Six and a half years ago I started my journey to loose weigh and save my life. High blood pressure and other looming illnesses were just about to take me down. I had no idea when I made the appointment with Dr Fox I would be transforming my life, thoughts and future. Going into this journey I wanted to get down to a size 12 and hoped for under 200lbs. My results are not what I expected. I never thought I would run, join a gym and be there 5 to 6 days a week. Nor did I ever thick I would wear a size 6 or loose 156lbs. I had no idea what a 5K was and I had never heard of the Big D climb. For me something clicked in my head that made me want to live a longer healthier life. I wanted to restore as best I could my body so living could be with as little health issues as possible. As of today those health issues are gone. Exercise is like breathing to me and I do it without hating it. I had very low expectations when I started but now I work hard for the best results.
Sometimes the only limitation we have are the ones we put on ourselves. We seem to shoot just under the cuff of greatness. Happy is the moment when we aren’t the biggest failure in the room. There was a time in my life I was right there in that spot. I only gave what it took to complete what ever it was but I gave nothing more. Then there was that day I realized your now to old to have dreams, to old to start something new and by far you haven’t got what it takes to follow through with a new journey. I’m not sure when and where but I started to beat myself up over all this. Not because I couldn’t do it but because I was sitting in this pity. Soul searching got me to where I am today. There is nothing I can’t try, nothing I want try and I know I’m strong enough to do it. Okay disclaimer because I will get called out on this. I will not jump from an airplane, I don’t like long bridges over water and I don’t like to put my head under the water in a pool. Yes I do have limitations and now that is out of the way lets move on. Many times in this restored life thing called Blue Happy I struggle. I have days when I’m so tired that I just wanna lock myself away from the world. People can be mean and trust me they love to toss out commits that are uncalled for and snarky. We have become this l world of people that we don’t care who we hurt we just wanna be heard. What in the world happened to curtesy and manners. What in the world happened to owning up to what you did to hurt others. What happened to saying your sorry.
I’m a planner and everyday I wake up with a plan. Sometimes that plan is minute by minute and other times it hour to hour. When I go to my storage to pull out pieces I want to restore I start with sitting and starring at all of my storage. Most of the time a piece or two will speck to me. I get an idea and I’m off and running to restore and implement my creative idea. Well let me tell you 9 out of 10 times you don’t get the results you start with in your head. Sometimes like life the piece will dictate how things are going to go down. I was given the opportunity to buy this very tall chest. The photo seemed nice and It didn’t have any damage. When I picked it up it seems a little more modern than farm house. On the way home with the piece I decided I would paint it gray and make it a more modern traditional piece. Well wouldn’t you know it I was out of Pure Pewter. In a pinch to get some larger pieces done for Waco I decided I would force it into the farmhouse style. By painting it Pure White, sanding to shabby it up and adding new hardware it’s modern no more. It will fit perfectly into anyones Farmhouse shabby home decor.

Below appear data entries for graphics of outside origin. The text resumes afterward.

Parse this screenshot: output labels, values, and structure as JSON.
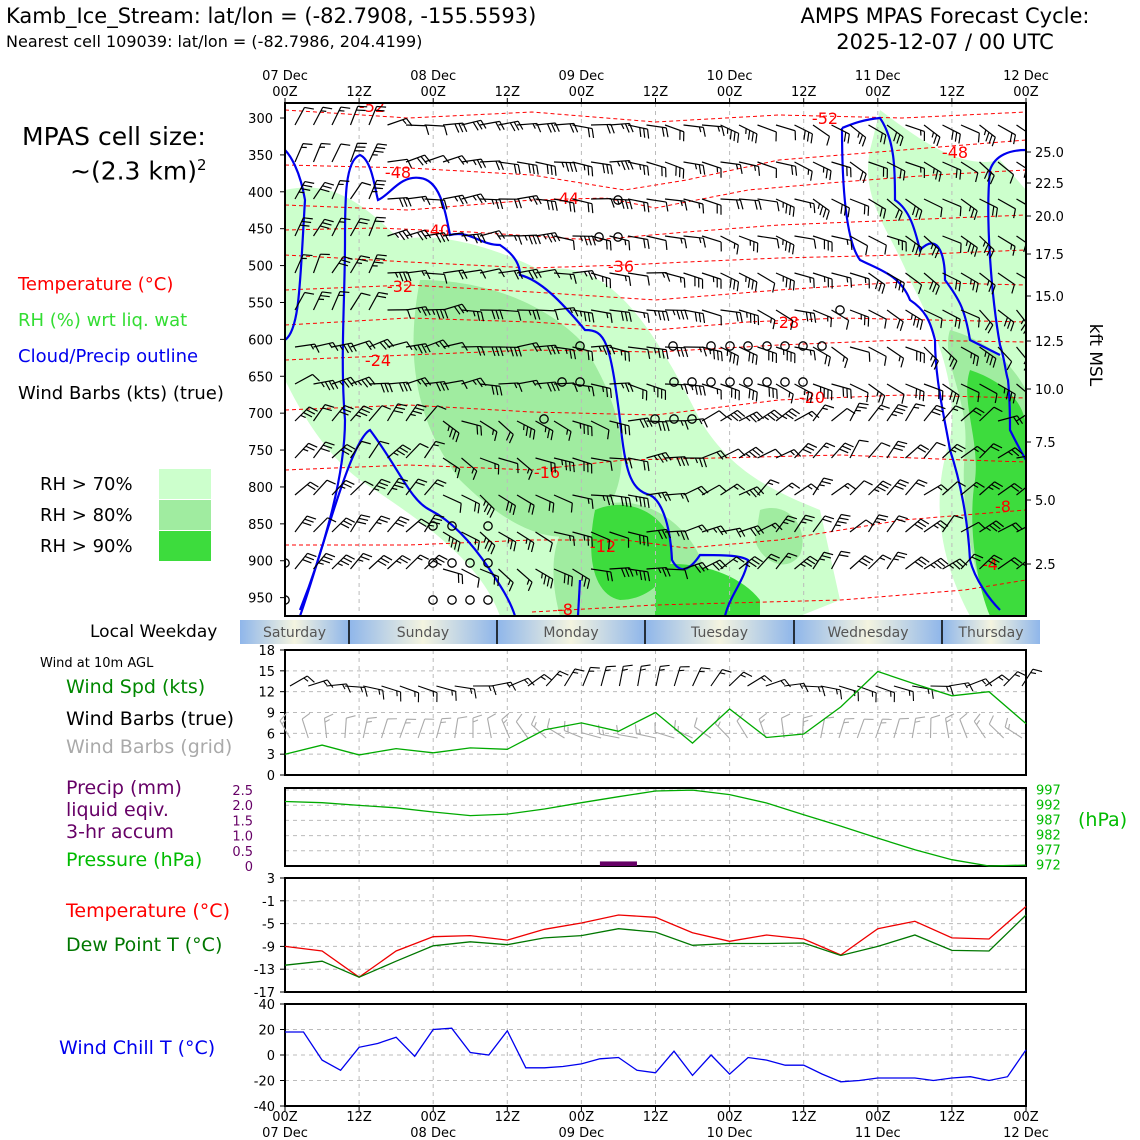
{
  "header": {
    "title_left": "Kamb_Ice_Stream: lat/lon = (-82.7908, -155.5593)",
    "subtitle_left": "Nearest cell 109039: lat/lon = (-82.7986, 204.4199)",
    "title_right_1": "AMPS MPAS Forecast Cycle:",
    "title_right_2": "2025-12-07 / 00 UTC"
  },
  "legend": {
    "cell_size_1": "MPAS cell size:",
    "cell_size_2": "~(2.3 km)",
    "cell_size_sup": "2",
    "temperature": "Temperature (°C)",
    "rh": "RH (%) wrt liq. wat",
    "cloud": "Cloud/Precip outline",
    "wind": "Wind Barbs (kts) (true)",
    "rh70": "RH > 70%",
    "rh80": "RH > 80%",
    "rh90": "RH > 90%"
  },
  "colors": {
    "rh70": "#ccffcc",
    "rh80": "#a0eca0",
    "rh90": "#3ddc3d",
    "temperature": "#ff0000",
    "rh_text": "#33dd33",
    "cloud": "#0000ee",
    "pressure": "#00aa00",
    "dewpoint": "#007700",
    "precip": "#660066",
    "windchill": "#0000ee",
    "grid_barbs": "#aaaaaa"
  },
  "time_axis": {
    "top_days": [
      "07 Dec",
      "08 Dec",
      "09 Dec",
      "10 Dec",
      "11 Dec",
      "12 Dec"
    ],
    "hours": [
      "00Z",
      "12Z",
      "00Z",
      "12Z",
      "00Z",
      "12Z",
      "00Z",
      "12Z",
      "00Z",
      "12Z",
      "00Z"
    ],
    "bottom_days": [
      "07 Dec",
      "08 Dec",
      "09 Dec",
      "10 Dec",
      "11 Dec",
      "12 Dec"
    ]
  },
  "weekday": {
    "label": "Local Weekday",
    "days": [
      "Saturday",
      "Sunday",
      "Monday",
      "Tuesday",
      "Wednesday",
      "Thursday"
    ]
  },
  "panels": {
    "wind_title": "Wind at 10m AGL",
    "wind_spd": "Wind Spd (kts)",
    "wind_barbs_true": "Wind Barbs (true)",
    "wind_barbs_grid": "Wind Barbs (grid)",
    "precip_1": "Precip (mm)",
    "precip_2": "liquid eqiv.",
    "precip_3": "3-hr accum",
    "pressure": "Pressure (hPa)",
    "pressure_unit": "(hPa)",
    "temperature": "Temperature (°C)",
    "dewpoint": "Dew Point T (°C)",
    "windchill": "Wind Chill T (°C)",
    "kft_label": "kft MSL"
  },
  "chart_data": [
    {
      "type": "heatmap",
      "name": "time-height cross section",
      "y_axis": "pressure (hPa)",
      "ylim": [
        975,
        285
      ],
      "y_ticks": [
        "300",
        "350",
        "400",
        "450",
        "500",
        "550",
        "600",
        "650",
        "700",
        "750",
        "800",
        "850",
        "900",
        "950"
      ],
      "y_right_ticks": [
        "25.0",
        "22.5",
        "20.0",
        "17.5",
        "15.0",
        "12.5",
        "10.0",
        "7.5",
        "5.0",
        "2.5"
      ],
      "y_right_label": "kft MSL",
      "x_hours_range": [
        0,
        120
      ],
      "isotherm_labels": [
        "-52",
        "-52",
        "-48",
        "-48",
        "-44",
        "-40",
        "-36",
        "-32",
        "-28",
        "-24",
        "-20",
        "-16",
        "-12",
        "-8",
        "-8",
        "-4"
      ],
      "legend": [
        "Temperature (°C)",
        "RH (%) wrt liq. wat",
        "Cloud/Precip outline",
        "Wind Barbs (kts) (true)"
      ]
    },
    {
      "type": "line",
      "name": "Wind Spd (kts)",
      "ylim": [
        0,
        18
      ],
      "y_ticks": [
        "0",
        "3",
        "6",
        "9",
        "12",
        "15",
        "18"
      ],
      "x_hours": [
        0,
        6,
        12,
        18,
        24,
        30,
        36,
        42,
        48,
        54,
        60,
        66,
        72,
        78,
        84,
        90,
        96,
        102,
        108,
        114,
        120
      ],
      "values": [
        3.0,
        4.3,
        2.9,
        3.8,
        3.2,
        3.9,
        3.7,
        6.5,
        7.5,
        6.3,
        9.0,
        4.6,
        9.5,
        5.4,
        5.9,
        9.8,
        14.9,
        13.1,
        11.4,
        12.0,
        7.4
      ]
    },
    {
      "type": "line",
      "name": "Pressure (hPa)",
      "y_right_ticks": [
        "997",
        "992",
        "987",
        "982",
        "977",
        "972"
      ],
      "y_left_ticks": [
        "2.5",
        "2.0",
        "1.5",
        "1.0",
        "0.5",
        "0"
      ],
      "precip_mm": [
        {
          "hour_start": 51,
          "hour_end": 57,
          "value": 0.15
        }
      ],
      "x_hours": [
        0,
        6,
        12,
        18,
        24,
        30,
        36,
        42,
        48,
        54,
        60,
        66,
        72,
        78,
        84,
        90,
        96,
        102,
        108,
        114,
        120
      ],
      "values": [
        993.0,
        992.6,
        991.7,
        990.9,
        989.5,
        988.3,
        988.8,
        990.5,
        992.6,
        994.6,
        996.5,
        996.8,
        995.3,
        992.5,
        988.6,
        984.8,
        980.8,
        976.9,
        973.6,
        971.5,
        971.8
      ]
    },
    {
      "type": "line",
      "name": "Temperature / Dew Point (°C)",
      "ylim": [
        -17,
        3
      ],
      "y_ticks": [
        "3",
        "-1",
        "-5",
        "-9",
        "-13",
        "-17"
      ],
      "x_hours": [
        0,
        6,
        12,
        18,
        24,
        30,
        36,
        42,
        48,
        54,
        60,
        66,
        72,
        78,
        84,
        90,
        96,
        102,
        108,
        114,
        120
      ],
      "series": [
        {
          "name": "Temperature (°C)",
          "values": [
            -9.0,
            -9.8,
            -14.4,
            -9.8,
            -7.3,
            -7.1,
            -7.9,
            -6.0,
            -4.9,
            -3.5,
            -3.9,
            -6.6,
            -8.1,
            -7.0,
            -7.7,
            -10.5,
            -5.9,
            -4.6,
            -7.5,
            -7.7,
            -2.0
          ]
        },
        {
          "name": "Dew Point T (°C)",
          "values": [
            -12.3,
            -11.6,
            -14.4,
            -11.6,
            -8.9,
            -8.2,
            -8.7,
            -7.5,
            -7.1,
            -5.9,
            -6.5,
            -8.8,
            -8.5,
            -8.5,
            -8.4,
            -10.6,
            -9.0,
            -7.0,
            -9.7,
            -9.8,
            -3.5
          ]
        }
      ]
    },
    {
      "type": "line",
      "name": "Wind Chill T (°C)",
      "ylim": [
        -40,
        40
      ],
      "y_ticks": [
        "40",
        "20",
        "0",
        "-20",
        "-40"
      ],
      "x_hours": [
        0,
        3,
        6,
        9,
        12,
        15,
        18,
        21,
        24,
        27,
        30,
        33,
        36,
        39,
        42,
        45,
        48,
        51,
        54,
        57,
        60,
        63,
        66,
        69,
        72,
        75,
        78,
        81,
        84,
        87,
        90,
        93,
        96,
        99,
        102,
        105,
        108,
        111,
        114,
        117,
        120
      ],
      "values": [
        18,
        18,
        -4,
        -12,
        6,
        9,
        14,
        -1,
        20,
        21,
        2,
        0,
        19,
        -10,
        -10,
        -9,
        -7,
        -3,
        -2,
        -12,
        -14,
        3,
        -16,
        0,
        -15,
        -2,
        -4,
        -8,
        -8,
        -15,
        -21,
        -20,
        -18,
        -18,
        -18,
        -20,
        -18,
        -17,
        -20,
        -17,
        4
      ]
    }
  ]
}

Life is funny that way. We start our days and projects in one direction and it leads us down a completely different path. That is how my weight loss journey started. I just wanted to loose enough weigh to get health. Working out wasn’t in my plan but here I am 4 days until the Big D Climb. It’s a climb in the Bank of America building 70 stores. I’m going for a personal record of under 30 minutes. I’m excited and overwhelmed all at once. I love this new life of mine it is more that I ever expected.